Ma Colombine, texte de Fabrice Melquiot, mise en scène d’Omar Porras Au Gilgamesch.

De la rencontre de l’auteur Fabrice Melquiot et du comédien colombien qu’est Omar Porras est apparu Ma Colombine, un texte de Melquiot et une mise en scène signée par ce grand comédien à l’univers indéfinissable qu’est Porras que l’on retrouve au plateau. Soit une pièce ou un solo d’un peu plus d’une heure que l’on pourrait confondre avec un voyage onirique et ubuesque. Là, à l’endroit d’un théâtre des idées, des pensées, des imaginaires.

En fond de scène, dans un coin de la salle 2 du Gilgamesh, il y a une lune qui parle et que Porras appelle Madame la Lune. Dans son ombre, et qui commence à dessiner une diagonale, il y a un arbre magique, sans feuilles, il s’allume de lucioles de couleurs. Et au bout de ces deux points, dans le prolongement de cette ligne oblique, il y a un amas de rochers sur lequel Porras viendra parfois se reposer ou s’échouer. Et c’est dans ce décor, augmenté parfois de la précipitation de quelques poudres fantastiques, que Oumar Tutak Hijo de chibcha Vuelo de condor Suvan y Ven raconte sa vie ou son épopée qui l’a conduit de la Colombie à Paris, des bancs de l’école où il rêvait aux planches du théâtre où il donne à penser au public qui l’écoute avec l’attention des enfants à qui on raconterait une histoire fantastique.
Mêlant les langues espagnoles, à une gouaille de clown espiègle ; construisant un monde de chimères où sur le dos de son frère perchiste, d’un élan et d’un seul bond, il passe de Bogota à Paris ; se détournant de l’armée qu’il aurait fréquenté pour rire avant de devenir Clown ; discutant avec Friedrich Nietzsche alors qu’il feuillette les pages de La Naissance de la tragédie ; émigré latino qui fête et re-fête le bonheur d’être ;  etc. etc. Porras est un homme-orchestre dont les instruments s’appellent imagination, balourdise, mine de farceur, poésie, rêverie, tendresse, tristesse inattendue, joie d’exilé, plaisantin avec le public… Homme-orchestre qui unit toute ces qualités en une seule : l’acteur-poète, le Zarathoustra danseur, l’homme des arts et de Pachamama. Un poète, dis-je, qui a trouvé un abris au théâtre qui est le lieu de toutes ces vies fantasques, rêvées, imaginées… Là, où, à la manière de Borgès, il n’est plus aucune limite à l’imagination de la raison qui enfle et enfle de récits fantasmagoriques.

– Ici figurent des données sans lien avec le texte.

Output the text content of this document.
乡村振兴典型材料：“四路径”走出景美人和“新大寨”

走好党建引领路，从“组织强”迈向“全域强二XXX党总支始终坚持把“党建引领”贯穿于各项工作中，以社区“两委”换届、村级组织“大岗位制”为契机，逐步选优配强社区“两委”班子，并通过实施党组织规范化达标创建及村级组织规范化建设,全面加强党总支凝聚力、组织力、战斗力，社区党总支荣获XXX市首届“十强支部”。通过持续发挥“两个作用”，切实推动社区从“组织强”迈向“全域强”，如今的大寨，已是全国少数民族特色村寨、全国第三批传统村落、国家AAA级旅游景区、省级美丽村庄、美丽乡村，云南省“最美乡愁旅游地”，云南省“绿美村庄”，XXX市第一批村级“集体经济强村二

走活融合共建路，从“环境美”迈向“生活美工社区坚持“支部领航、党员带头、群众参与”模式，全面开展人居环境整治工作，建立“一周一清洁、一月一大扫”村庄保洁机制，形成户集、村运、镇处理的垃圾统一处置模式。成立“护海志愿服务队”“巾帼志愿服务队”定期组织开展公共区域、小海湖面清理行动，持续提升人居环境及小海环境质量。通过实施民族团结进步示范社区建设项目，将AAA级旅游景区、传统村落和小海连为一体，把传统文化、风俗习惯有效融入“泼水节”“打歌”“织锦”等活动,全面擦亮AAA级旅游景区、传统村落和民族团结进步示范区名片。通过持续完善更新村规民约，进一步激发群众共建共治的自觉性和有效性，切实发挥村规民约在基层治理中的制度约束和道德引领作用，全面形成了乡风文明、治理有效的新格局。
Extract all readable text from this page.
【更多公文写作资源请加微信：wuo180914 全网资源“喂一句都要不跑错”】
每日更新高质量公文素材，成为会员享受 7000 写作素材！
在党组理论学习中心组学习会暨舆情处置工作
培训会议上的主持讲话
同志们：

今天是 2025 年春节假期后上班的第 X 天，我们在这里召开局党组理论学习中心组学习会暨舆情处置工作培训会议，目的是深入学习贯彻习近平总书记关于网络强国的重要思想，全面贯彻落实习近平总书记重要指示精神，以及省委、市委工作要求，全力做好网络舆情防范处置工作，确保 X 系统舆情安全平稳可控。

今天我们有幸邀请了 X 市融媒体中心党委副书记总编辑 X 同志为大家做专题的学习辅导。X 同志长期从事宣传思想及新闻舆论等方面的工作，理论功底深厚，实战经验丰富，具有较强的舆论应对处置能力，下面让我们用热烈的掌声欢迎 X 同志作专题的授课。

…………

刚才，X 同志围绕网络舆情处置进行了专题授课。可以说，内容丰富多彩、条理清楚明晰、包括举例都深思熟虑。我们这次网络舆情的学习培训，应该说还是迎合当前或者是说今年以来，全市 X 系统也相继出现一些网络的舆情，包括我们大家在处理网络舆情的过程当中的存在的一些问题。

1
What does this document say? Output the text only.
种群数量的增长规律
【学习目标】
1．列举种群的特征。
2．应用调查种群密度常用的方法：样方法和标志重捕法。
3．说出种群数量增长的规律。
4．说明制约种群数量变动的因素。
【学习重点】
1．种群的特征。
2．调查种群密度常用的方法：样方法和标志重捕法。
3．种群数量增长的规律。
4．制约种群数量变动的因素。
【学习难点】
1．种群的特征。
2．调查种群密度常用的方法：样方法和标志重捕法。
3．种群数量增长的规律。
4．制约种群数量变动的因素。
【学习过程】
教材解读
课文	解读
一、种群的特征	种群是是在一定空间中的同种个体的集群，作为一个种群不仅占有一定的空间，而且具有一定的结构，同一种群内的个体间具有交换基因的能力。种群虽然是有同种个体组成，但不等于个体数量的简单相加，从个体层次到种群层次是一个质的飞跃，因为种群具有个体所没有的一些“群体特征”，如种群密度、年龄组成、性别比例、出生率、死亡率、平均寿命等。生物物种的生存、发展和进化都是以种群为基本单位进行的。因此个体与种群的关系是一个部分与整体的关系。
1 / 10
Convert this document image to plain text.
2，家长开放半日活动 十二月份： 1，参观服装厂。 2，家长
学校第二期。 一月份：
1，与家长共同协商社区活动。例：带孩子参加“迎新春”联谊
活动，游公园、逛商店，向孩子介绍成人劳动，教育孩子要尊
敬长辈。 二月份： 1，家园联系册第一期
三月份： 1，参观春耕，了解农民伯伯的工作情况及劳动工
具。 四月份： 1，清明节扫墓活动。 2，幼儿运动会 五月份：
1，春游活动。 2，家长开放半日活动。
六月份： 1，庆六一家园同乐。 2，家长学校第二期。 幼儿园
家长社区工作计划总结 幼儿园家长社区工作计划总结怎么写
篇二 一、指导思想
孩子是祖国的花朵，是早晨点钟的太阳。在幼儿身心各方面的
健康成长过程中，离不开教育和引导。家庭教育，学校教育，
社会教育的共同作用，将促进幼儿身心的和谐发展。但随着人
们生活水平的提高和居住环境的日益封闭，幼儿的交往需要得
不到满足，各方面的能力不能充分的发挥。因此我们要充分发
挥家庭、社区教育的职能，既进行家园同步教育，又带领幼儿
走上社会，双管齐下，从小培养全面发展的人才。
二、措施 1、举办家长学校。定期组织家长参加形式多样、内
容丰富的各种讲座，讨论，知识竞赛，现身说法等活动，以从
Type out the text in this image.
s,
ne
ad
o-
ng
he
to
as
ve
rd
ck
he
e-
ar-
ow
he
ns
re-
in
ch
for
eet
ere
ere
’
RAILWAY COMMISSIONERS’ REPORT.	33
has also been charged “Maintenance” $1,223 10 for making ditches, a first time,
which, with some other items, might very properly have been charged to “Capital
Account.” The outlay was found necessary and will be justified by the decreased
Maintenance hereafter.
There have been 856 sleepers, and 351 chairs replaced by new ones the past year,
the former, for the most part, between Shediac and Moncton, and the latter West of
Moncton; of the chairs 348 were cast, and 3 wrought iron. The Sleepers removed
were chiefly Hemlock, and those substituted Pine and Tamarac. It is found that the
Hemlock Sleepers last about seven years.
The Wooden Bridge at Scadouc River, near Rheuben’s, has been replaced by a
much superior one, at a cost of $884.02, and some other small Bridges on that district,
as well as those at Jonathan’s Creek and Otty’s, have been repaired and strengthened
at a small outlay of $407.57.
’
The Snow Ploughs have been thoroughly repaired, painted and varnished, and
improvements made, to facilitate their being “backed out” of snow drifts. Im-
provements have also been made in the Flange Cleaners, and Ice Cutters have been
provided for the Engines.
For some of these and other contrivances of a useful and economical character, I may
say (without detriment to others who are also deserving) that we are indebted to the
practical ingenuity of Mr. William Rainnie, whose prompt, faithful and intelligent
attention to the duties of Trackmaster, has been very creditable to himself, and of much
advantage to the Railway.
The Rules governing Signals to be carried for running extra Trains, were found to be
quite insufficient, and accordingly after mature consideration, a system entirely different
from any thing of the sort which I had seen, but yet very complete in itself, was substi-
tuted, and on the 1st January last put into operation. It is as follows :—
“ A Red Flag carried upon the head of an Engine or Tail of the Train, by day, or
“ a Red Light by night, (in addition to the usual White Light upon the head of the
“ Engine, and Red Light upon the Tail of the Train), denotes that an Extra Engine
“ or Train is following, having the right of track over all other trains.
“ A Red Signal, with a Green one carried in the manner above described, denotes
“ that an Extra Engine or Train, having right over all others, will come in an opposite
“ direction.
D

Et tout au long de Ma colombine, il y a cette phrase qui résonne « le monde n’est pas prêt pour la naissance d’un clown »… Phrase qu’Omar Porras répète à Madame la Lune, la confidente de ses secrets, lui qui s’amuse avec le public et, au final, alors qu’un portable sonne et qu’il s’agit du sien, apprend la mort de sa grande sœur. Moment où le clown qui fait rire, stoppe d’une parole nette, tous les rires pour faire place à un silence de plomb. Instant où l’accomplissement de son art est total. Où le rire et le grave reviennent s’embrasser comme au tout début, alors qu’il parle de l’Amérique du Sud, on songe en l’écoutant Aux Veines ouvertes d’Amérique latine d’Edouardo Galeano qu’il ne nommera pas, mais qui nous rappelle l’un des holocaustes les plus sanglants de notre histoire contemporaine.
Ce n’est pas seulement un numéro que livre Porras et ce n’est pas qu’un drôle de pistolet. C’est aussi un chroniqueur de son temps. Poète et chroniqueur, chroniqueur poète… C’est Porras.